Review: Author reveals deep, personal connection

Craig T. Greenlee played safety in Marshall's secondary.
Everyone has heard about the horrific plane crash that broke the hearts of people across
West Virginia and the country in November 1970. Marshall University football players, coaches, family members, fans, and the flight crew were all killed returning home from a game at East Carolina University - just minutes from my hometown.

I wasn't alive then, but you don't grow up in the area I grew up in without knowing about that day.

There are books and movies about it, but there is always another side to the story ... the stories of those with a deep, personal connection to the tragedy.

November Ever After tells that story.

Author Craig T. Greenlee was a member of the Marshall football team for two years before leaving due to a lack of passion for the game. If not for that he could've (would've) been on that plane when it went down. He knew these people; had a vested interest in program and the people involved.

This is his story.
This is what he saw.

In the introduction, Greenlee is very clear about the fact that when it happened he tried to
avoid many of the news articles and things of that nature as he could.

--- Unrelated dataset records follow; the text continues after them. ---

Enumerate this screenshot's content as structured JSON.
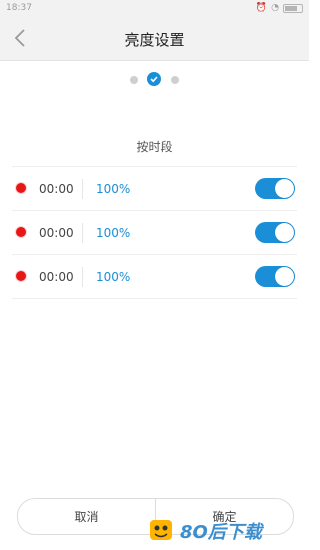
{
  "statusbar": {
    "time": "18:37"
  },
  "header": {
    "title": "亮度设置"
  },
  "section_label": "按时段",
  "rows": [
    {
      "time": "00:00",
      "brightness": "100%",
      "enabled": true
    },
    {
      "time": "00:00",
      "brightness": "100%",
      "enabled": true
    },
    {
      "time": "00:00",
      "brightness": "100%",
      "enabled": true
    }
  ],
  "footer": {
    "cancel": "取消",
    "confirm": "确定"
  },
  "colors": {
    "accent": "#1a8fd8",
    "dot": "#e61717"
  }
}
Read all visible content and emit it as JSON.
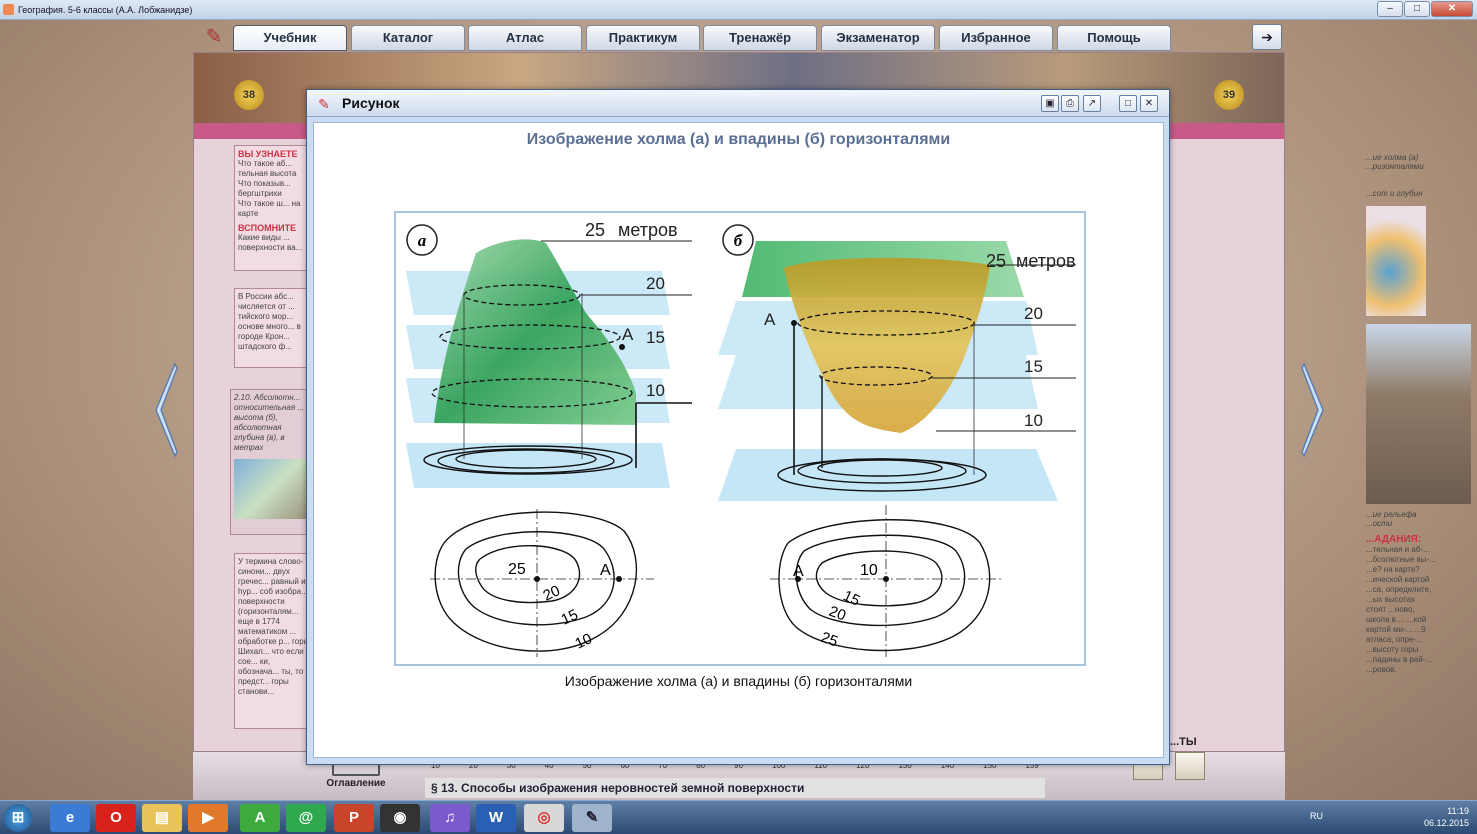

It was just too painful
to try to deal with.

But he couldn't avoid everything, and he still remembers what it was like
going through the grieving process. Greenlee has combined his own memories with a lot of
research to bring us the rest of the story.

November Ever After is a very well-written and emotional book. You can see the time that
was put into the writing and the research on every page, and you can feel the emotions as
you read. Greenlee puts it all out there so we as readers can try to get a better
understanding of what it was like in Huntington, West Virginia both before and after the

It's hard to explain how good this book is. No matter how many times you read about the
crash or watch the movie "We Are Marshall," you can't help but feel like something is missing.
The film shines an important spotlight on a dark spot in MU's history, but doesn't cover everything.

Greenlee successfully breaks it all down-the hope that the team was finally going to break
through as a top competitor, the devastation that overwhelmed the town, the rebuilding
process, even the racial tensions that almost destroyed the university before the tragedy took place.

The author makes it real. He makes you feel it all.

Whether you are just starting out learning about the crash or you are someone who has
done research of your own, this is a book you need to get. Now.

You don't just read this book, you experience it. Everyone needs to have this memoir on their personal book shelf.